En cuanto a precios, creo que es un poco difícil simplemente comparar en USA cuesta tanto y aquí en México cuesta un chorrocientos mas. Bueno, sí creo que se pasan de caros, pero en términos prácticos, si comparas lo que te costaría encontrar una bici en USA, considerando que Specialized no permite ventas por internet, sino sería encontrar una tienda en USA donde la puedas recoger, mas el precio del viaje, quizás tengas que pagar 100 usd por la transportación aérea (depende), quizás te salga igual. Okay, bueno, te paseas en Estados Unidos, pero aquí tendrías la garantía (no se si te valgan en México la garantía de una bici comprada del otro lado del río Bravo. Es de las partes que estoy ambiguo, por que sí hay marcas mas exclusivas que casi te sale igual comprarlas aquí que en USA, y por que Specialized sale mucho mas caro? Pagas marca? Quizás, sobre todo si pensamos que la marca esta mas posicionada para la gente que no se mete a internet, ya que quizas para nosotros hay otras marcas con mejor nombre, pero en general, specialized aprovecha el posicionamiento que tienen y su publicidad.

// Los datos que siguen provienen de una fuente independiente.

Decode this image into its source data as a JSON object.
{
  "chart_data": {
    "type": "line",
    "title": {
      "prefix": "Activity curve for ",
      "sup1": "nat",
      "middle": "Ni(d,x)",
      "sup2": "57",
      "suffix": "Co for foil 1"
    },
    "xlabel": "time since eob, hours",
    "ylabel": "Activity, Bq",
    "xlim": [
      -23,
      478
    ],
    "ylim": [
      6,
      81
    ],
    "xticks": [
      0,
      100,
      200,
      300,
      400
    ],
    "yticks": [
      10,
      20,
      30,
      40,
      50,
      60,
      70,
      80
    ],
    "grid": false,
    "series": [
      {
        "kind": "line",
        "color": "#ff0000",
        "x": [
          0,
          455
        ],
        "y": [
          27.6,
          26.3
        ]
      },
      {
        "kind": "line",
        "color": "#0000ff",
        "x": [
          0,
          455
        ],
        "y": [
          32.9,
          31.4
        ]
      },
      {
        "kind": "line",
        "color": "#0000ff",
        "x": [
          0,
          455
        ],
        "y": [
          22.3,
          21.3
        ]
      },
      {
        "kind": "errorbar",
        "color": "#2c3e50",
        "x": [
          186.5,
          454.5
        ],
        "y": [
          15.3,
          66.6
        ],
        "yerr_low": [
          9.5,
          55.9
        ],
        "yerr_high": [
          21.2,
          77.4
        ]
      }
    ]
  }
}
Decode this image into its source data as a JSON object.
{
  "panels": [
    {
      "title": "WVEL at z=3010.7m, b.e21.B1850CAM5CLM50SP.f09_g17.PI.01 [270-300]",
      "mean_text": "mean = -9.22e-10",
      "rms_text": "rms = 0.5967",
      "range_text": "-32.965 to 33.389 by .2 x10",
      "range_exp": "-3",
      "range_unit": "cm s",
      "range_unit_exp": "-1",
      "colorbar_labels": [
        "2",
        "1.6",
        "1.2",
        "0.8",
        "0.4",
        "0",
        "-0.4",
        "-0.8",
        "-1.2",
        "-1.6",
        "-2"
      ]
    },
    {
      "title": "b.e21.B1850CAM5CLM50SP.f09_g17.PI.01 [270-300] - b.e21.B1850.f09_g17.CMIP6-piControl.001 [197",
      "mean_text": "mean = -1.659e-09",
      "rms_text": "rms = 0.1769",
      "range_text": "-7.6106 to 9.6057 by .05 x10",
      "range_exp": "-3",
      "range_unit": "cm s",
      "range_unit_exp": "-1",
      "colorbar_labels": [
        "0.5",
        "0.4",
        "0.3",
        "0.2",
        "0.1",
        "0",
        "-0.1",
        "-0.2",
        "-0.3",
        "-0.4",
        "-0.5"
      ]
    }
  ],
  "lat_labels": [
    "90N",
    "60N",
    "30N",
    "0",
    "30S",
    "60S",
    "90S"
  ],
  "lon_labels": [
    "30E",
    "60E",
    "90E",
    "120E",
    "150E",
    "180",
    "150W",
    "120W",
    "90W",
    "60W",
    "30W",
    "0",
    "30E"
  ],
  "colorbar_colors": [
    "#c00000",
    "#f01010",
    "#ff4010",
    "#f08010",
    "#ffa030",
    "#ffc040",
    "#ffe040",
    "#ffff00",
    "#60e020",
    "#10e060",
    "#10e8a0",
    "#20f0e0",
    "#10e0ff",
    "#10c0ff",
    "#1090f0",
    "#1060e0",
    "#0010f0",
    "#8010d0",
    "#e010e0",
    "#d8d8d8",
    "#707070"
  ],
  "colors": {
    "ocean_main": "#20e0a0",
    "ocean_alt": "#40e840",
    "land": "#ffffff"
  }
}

No se si Transvision Bike tenga los precios mas baratos que Specialized en los mismos modelos, pero sí es así, yo creo que no les va a durar el gusto por mucho tiempo, yo creo que Specialized va a forzar a estandarizar los precios en todos sus distribuidores. Muchas marcas de autos hacen esto, por decir, en cualquier Ford, vas a encontrar el mismo model al mismo precio. 

En cuanto a que si sus bicis son buenas o no, creo que depende el modelo. He oido buenos comentarios de la nueva Enduro, la Stumpjumper que yo tuve también me gustó, también la P.2 AM que tuve fue buena para la bici que era. Pagaria los 47,000 pesos por la enduro cuando la Titus EG esta en 3000 usd aquí en México? Yo creo que no, pero el EG esta solo hasta que se les acabé el stock, pero esta muy bien armada, casi casi que comprarla, desmanterarla y vender todo por partes. 

En general, pienso que sí es muy bueno que empiecen a poner estas tiendas en México.


----------



## martinsillo (Jul 31, 2009)

cuando iran a cambiar estas cosas en nuestros paises?

todo esto me recuerda la compra de mi primera laptop en Vzla...con lo que me costaba la lap en Caracas me pague un pasaje a Miami de fin de semana y me la compre alla!...claro me quede en casa de un amigo y no pague hotel....y no voy a negar que al final gaste un pelo mas por algunas cosas que se me pegaron...pero igual fue negocio hacerlo asi!!

hace poco le pregunte a un amigo por los precios de bicis alla y todo super exagerado...por supuesto estaba pensando irse a comprar su bici en un viajesito al norte...


----------



## blatido (Sep 14, 2005)

Un pequeño comentario acerca de los vendedores de bicis: en todos lados sucede lo mismo. Me ha pasado 3 veces en USA que llego a tiendas especializadas (2 de bicis y una de montañismo) preguntando por algo y termino buscándolo yo solo porque la persona no sabe bien del tema. Desconozco la razón, pero creo que tiene que ver con la rotación del personal y la pobre capacitacion del mismo.


----------



## ritopc (Jul 3, 2004)

brunomu said:


> asi es ritopc, yo fui a preguntar por la enduro mas austera y vale 47.000 que vienen siendo 3750 us, en muchas tiendas en estados unidos esta en 2700 us, y creo que si uno busca hasta mas barata la consige, 1000 us de diferencia es mucho con todo y los impuestos y lo que quieran, hasta sale mejor esa diferencia gastarla en un viaje a estados unidos unos dias y de shopping comprarla ahi.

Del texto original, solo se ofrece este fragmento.